Mayoría de la caravana migrante aún no ha podido entrar a pedir asilo, siguen acampando frente a la garita
Casi la mayoría del grupo de la caravana migrante sigue acampando cerca de la garita de San Ysidro mientras les permiten ingresar al proceso de asilo (Foto: Manuel Ocaño/Enviado especial)

Solamente 14 migrantes centroamericanos y 25 mexicanos han pasado en dos días a la garita Peatonal Oeste o PedWest de San Ysidro hasta la tarde de este martes, mientras los organizadores de la caravana coinciden con autoridades estadunidenses de que once personas a quienes se les presentaron cargos por ingresar ilegalmente al país son “sospechosos” de ser parte de la caravana.

“Por la información que tenemos, tres de ellos pudieran haber sido parte de la caravana, pero no lo hemos podido confirmar, para nosotros, como para las autoridades en Estados Unidos, son solo sospechosos de ser parte del grupo”, informó la portavoz de Pueblo Sin Fronteras, Gina Garibo.

Dijo que a los ocho centroamericanos, madre y niños, que ingresaron a la garita en la noche del lunes, se sumaron ahora 25 mexicanos, todos en familias, y otros seis centroamericanos que llegaron a Tijuana con la caravana que cruzó México.
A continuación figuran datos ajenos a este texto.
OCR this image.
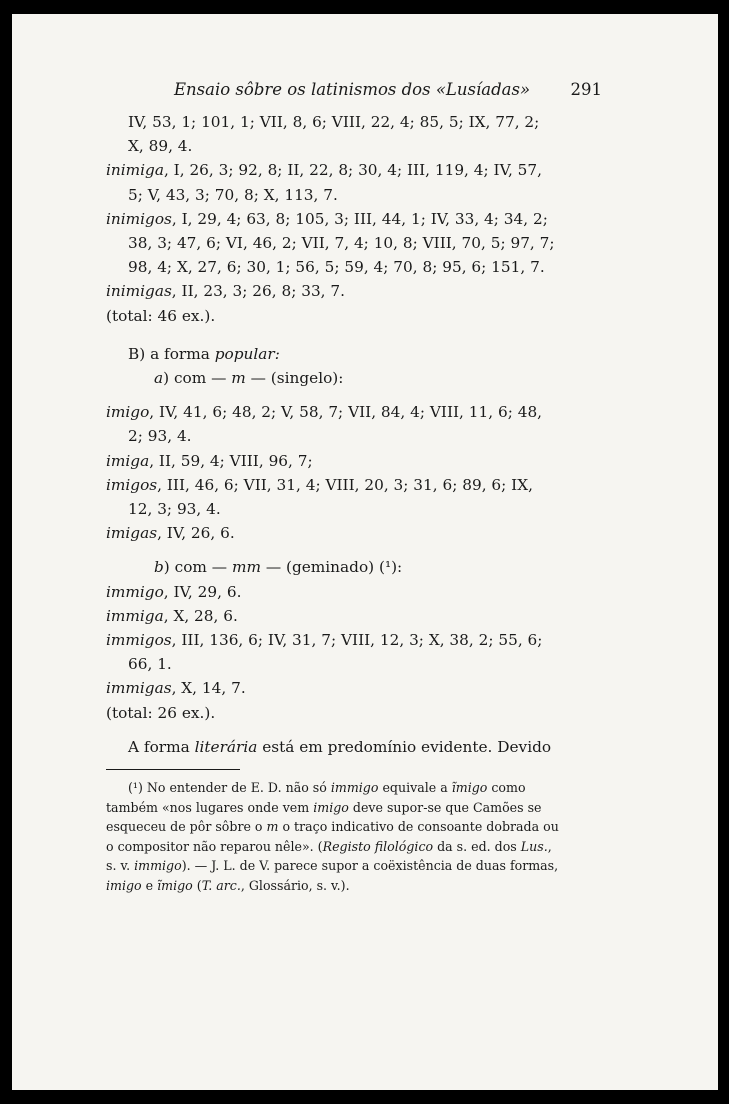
Ensaio sôbre os latinismos dos «Lusíadas» 291
IV, 53, 1; 101, 1; VII, 8, 6; VIII, 22, 4; 85, 5; IX, 77, 2;
X, 89, 4.
inimiga, I, 26, 3; 92, 8; II, 22, 8; 30, 4; III, 119, 4; IV, 57,
5; V, 43, 3; 70, 8; X, 113, 7.
inimigos, I, 29, 4; 63, 8; 105, 3; III, 44, 1; IV, 33, 4; 34, 2;
38, 3; 47, 6; VI, 46, 2; VII, 7, 4; 10, 8; VIII, 70, 5; 97, 7;
98, 4; X, 27, 6; 30, 1; 56, 5; 59, 4; 70, 8; 95, 6; 151, 7.
inimigas, II, 23, 3; 26, 8; 33, 7.
(total: 46 ex.).
B) a forma popular:
a) com — m — (singelo):
imigo, IV, 41, 6; 48, 2; V, 58, 7; VII, 84, 4; VIII, 11, 6; 48,
2; 93, 4.
imiga, II, 59, 4; VIII, 96, 7;
imigos, III, 46, 6; VII, 31, 4; VIII, 20, 3; 31, 6; 89, 6; IX,
12, 3; 93, 4.
imigas, IV, 26, 6.
b) com — mm — (geminado) (¹):
immigo, IV, 29, 6.
immiga, X, 28, 6.
immigos, III, 136, 6; IV, 31, 7; VIII, 12, 3; X, 38, 2; 55, 6;
66, 1.
immigas, X, 14, 7.
(total: 26 ex.).
A forma literária está em predomínio evidente. Devido
(¹) No entender de E. D. não só immigo equivale a ĩmigo como
também «nos lugares onde vem imigo deve supor-se que Camões se
esqueceu de pôr sôbre o m o traço indicativo de consoante dobrada ou
o compositor não reparou nêle». (Registo filológico da s. ed. dos Lus.,
s. v. immigo). — J. L. de V. parece supor a coëxistência de duas formas,
imigo e ĩmigo (T. arc., Glossário, s. v.).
La organización carece de información sobre la condición migratoria y de salud de las personas que han ingresado hasta ahora, y, de acuerdo con Garibo, tampoco saben si fueron separados hijos y madres.

“El domingo habían ingresado 50 integrantes de la caravana a PedWest pero más tarde dijeron que tenían que salir 30, así que se quedaron 20. Posteriormente, las autoridades fronterizas dijeron que solo atenderían a ocho solicitantes de asilo. Entre ellos mismos que ya estaban adentro eligieron quiénes debían quedarse”, dijo Garibo.

Entre los ocho que se quedaron se encuentra la señora hondureña Gabriela Hernández, de quien La Opinión informó recientemente, quien tiene un embarazo de alto riesgo de tres meses y también se quedaron sus dos niños pequeños.

La portavoz dijo que también los mexicanos que ya aguardaban para ingresar a solicitar asilo cuando llegaron los centroamericanos tiene ese derecho.

“Creemos que cualquier persona que tenga un temor válido para huir tiene ese derecho y debieran todos estar dentro de la garita a la espera de que se escuchen y revisen sus casos”, declaró Garibo en entrevista.

En una explanada fuera de la garita continúan unos 230 centroamericanos de la caravana, de acuerdo con cálculo del grupo organizador.

Aparte hay unas 50 personas de México, principalmente de Michoacán y Guerrero, que también esperan turno para solicitar asilo a Estados Unidos.

Los centroamericanos jerarquizan quién pasa a pedir asilo primero según el grado de vulnerabilidad; a los mexicanos en cambio les fueron entregados números para entrar a presentar en orden su caso. La espera entre mexicanos ha tomado este mes en promedio diez días, de acuerdo con testimonios.

Llega ayuda para la caravana migrante

Mientras tanto la ayuda fluye especialmente para los migrantes centroamericanos.

Veteranos Por La Paz y envió desde el condado de Orange un vehículo con alimentos, ropa y agua potable. La entrega la hicieron los Veteranos Deportados Unificados de Tijuana.

Por su parte un activista de San Diego, Mark Lane, convocó a ayudar en redes sociales y en unos 20 minutos reunió donativos por alrededor de 800 dólares. Compró pañales desechables y artículos de higiene personal para llevar a los migrantes que acampan bajo una llovizna menuda fuera de la garita, y el resto del donativo lo entregó al grupo.

A solo tres días de haber sido intervenido del corazón en un hospital, Lane dijo haberse sentido inquieto especialmente cuando supo que los bebés de los refugiados centroamericanos necesitan con urgencia pañales desechables.

En el campamento hay por lo menos una treintena de transexuales, en su mayoría de Honduras y El Salvador, quienes tuvieron que huir de sus lugares de origen por la violencia delictiva, la conyugal e incluso la oficial, de parte de autoridades. Hasta ahora ninguna integrante de ese grupo ha pasado a solicitar asilo.

El campamento es resguardado discretamente por oficiales de la Gendarmería mexicana, agentes federales uniformados.

No se han reportado incidentes de ninguna naturaleza en el campamento.